Multi-function devices have grown into security risks, or so vendors claim.

The risks - in plain English

Ricoh's MFP security system is less a single product than a web of individual proprietary and industry standard technologies that can be added on a case-by-case basis. These include:

  • Encryption. Comes in a number of forms to cover various bases, including secure deletion of hard disk data once it has been processed (the Data Overwrite Security Unit); encrypting print data using SSL via Internet Printing Protocol (IPP) between PC and printer.

  • Securing documents from random printing insecurity using Locked Print system; secure Document Release system deletes documents if not collected after a pre-defined time period.

  • Secure scanning - restrict document emailing from machine by allowing only authorised email addresses.

  • Authentication of users - using PIN code, swipe card, of digital authentication via, for instance, LDAP.

  • Copy protection - a system that can grey out documents embedded with patterns that restrict this function.

  • Logging - track printing, scanning, emailing, faxing against a list of users to monitor activity.

"In most companies, paperwork will always be signed. There will always be a copy," says Bernard Cassidy, Ricoh's security product manager. The idea that the digital enterprise has somehow abandoned paper, and the security issues that go with it, is part of the paperless office myth. He estimates that 35 per cent of copiers are now networked, a trend that has accelerated without the realisation that security risks have also increased. "The problem is huge because only a small percentage would be using authentication."

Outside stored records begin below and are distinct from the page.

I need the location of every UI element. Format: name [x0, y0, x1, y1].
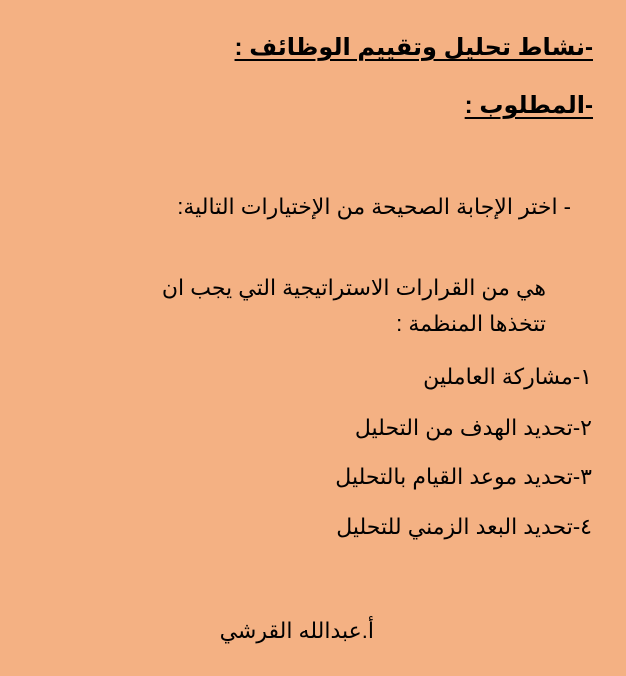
question-line-2: تتخذها المنظمة :	[396, 311, 546, 336]
instruction-text: - اختر الإجابة الصحيحة من الإختيارات التالية:	[177, 194, 571, 219]
option-4: ٤-تحديد البعد الزمني للتحليل	[336, 514, 592, 539]
option-3: ٣-تحديد موعد القيام بالتحليل	[335, 464, 592, 489]
required-heading: -المطلوب :	[464, 92, 593, 119]
option-2: ٢-تحديد الهدف من التحليل	[354, 415, 592, 440]
author-name: أ.عبدالله القرشي	[219, 618, 374, 643]
option-1: ١-مشاركة العاملين	[423, 364, 592, 389]
activity-title: -نشاط تحليل وتقييم الوظائف :	[234, 34, 593, 61]
question-line-1: هي من القرارات الاستراتيجية التي يجب ان	[161, 275, 546, 300]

In his view, the first line of security should be that all data sitting on the device, whether printer, scanner, copied or just cached, should always be encrypted. Access to the storage and network interface of the device should always be carefully assessed and protected. Every document sent to a printer, or placed on a copier, should be tied to a real ID to maintain accountability. Add in the fact that many enterprises now routinely give external consultants and partners access to these devices and these security concepts should be looked at even more carefully.

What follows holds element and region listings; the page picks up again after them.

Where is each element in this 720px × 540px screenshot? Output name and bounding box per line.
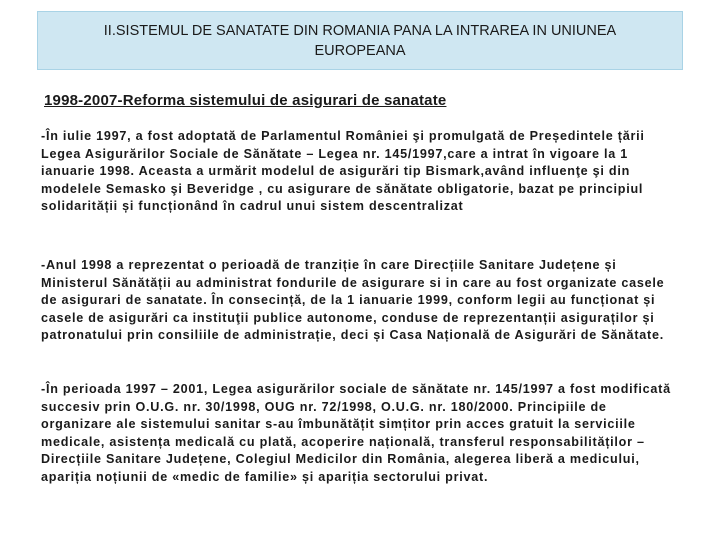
section-subtitle: 1998-2007-Reforma sistemului de asigurari de sanatate [44, 92, 447, 109]
title-banner [37, 11, 683, 70]
paragraph-2: -Anul 1998 a reprezentat o perioadă de tranziție în care Direcțiile Sanitare Județene și Ministerul Sănătății au administrat fondurile de asigurare si in care au fost organizate casele de asigurari de sanatate. În consecință, de la 1 ianuarie 1999, conform legii au funcționat și casele de asigurări ca instituţii publice autonome, conduse de reprezentanții asiguraților și patronatului prin consiliile de administrație, deci și Casa Națională de Asigurări de Sănătate. [41, 258, 665, 343]
paragraph-1: -În iulie 1997, a fost adoptată de Parlamentul României şi promulgată de Președintele țării Legea Asigurărilor Sociale de Sănătate – Legea nr. 145/1997,care a intrat în vigoare la 1 ianuarie 1998. Aceasta a urmărit modelul de asigurări tip Bismark,având influenţe şi din modelele Semasko şi Beveridge , cu asigurare de sănătate obligatorie, bazat pe principiul solidarității și funcționând în cadrul unui sistem descentralizat [41, 129, 645, 214]
paragraph-3: -În perioada 1997 – 2001, Legea asigurărilor sociale de sănătate nr. 145/1997 a fost modificată succesiv prin O.U.G. nr. 30/1998, OUG nr. 72/1998, O.U.G. nr. 180/2000. Principiile de organizare ale sistemului sanitar s-au îmbunătățit simțitor prin acces gratuit la serviciile medicale, asistența medicală cu plată, acoperire națională, transferul responsabilităților – Direcțiile Sanitare Județene, Colegiul Medicilor din România, alegerea liberă a medicului, apariția noțiunii de «medic de familie» și apariția sectorului privat. [41, 382, 671, 484]
slide-title: II.SISTEMUL DE SANATATE DIN ROMANIA PANA LA INTRAREA IN UNIUNEA EUROPEANA [103, 22, 617, 59]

According to Cassidy, the company has recently received a lot of interest in the UK from public sector organisations such as law enforcement, universities (including Thames Valley University) and healthcare, all sectors you'd imagine would be worried about documents going astray.

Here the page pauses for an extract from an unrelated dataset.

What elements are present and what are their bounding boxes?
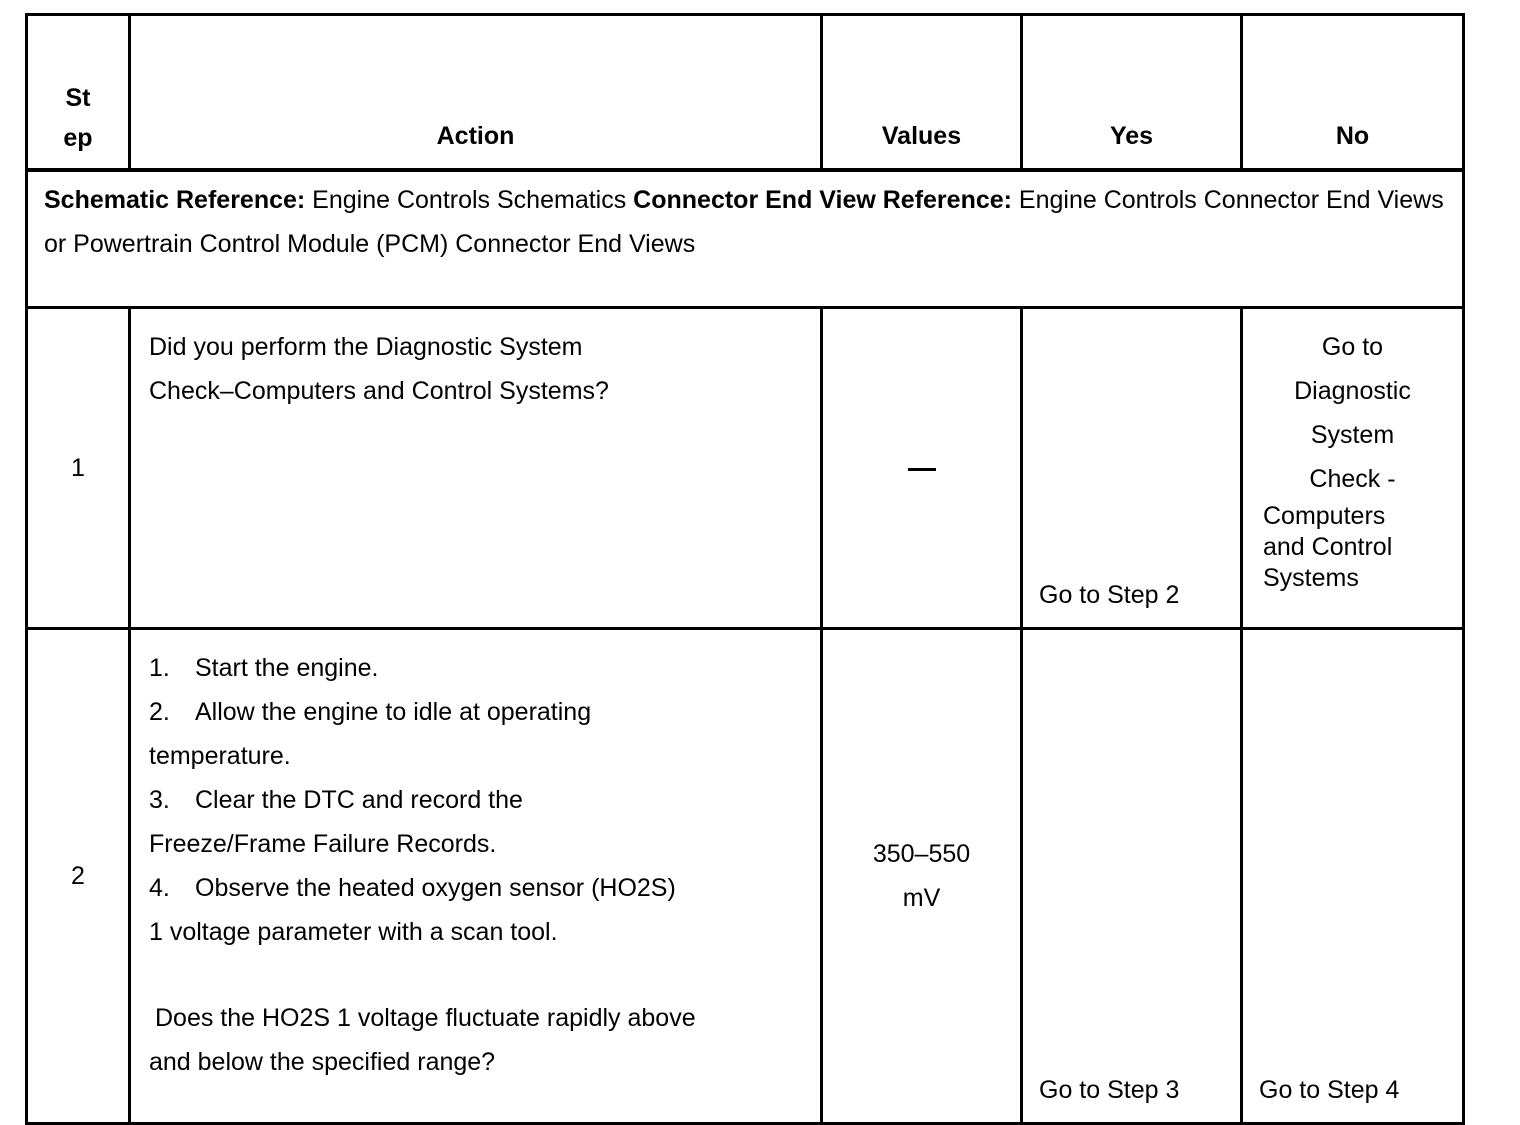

The private sector is less well represented so far, though he indicated that financial services companies were a likely target - none of those organisations traditionally like to talk about security in any context, let alone admit to having a problem with paper documents and printer/scanners. For now, case studies from which to assess project objectives remain very thin on the ground.

It's not at all clear that enterprises are listening to the sales pitch, however much companies such as Ricoh claim interest is growing. MFD security is still a niche that most admins would consider 'nice to have' rather than 'essential'. Few have even heard of the worries never mind the claimed solution.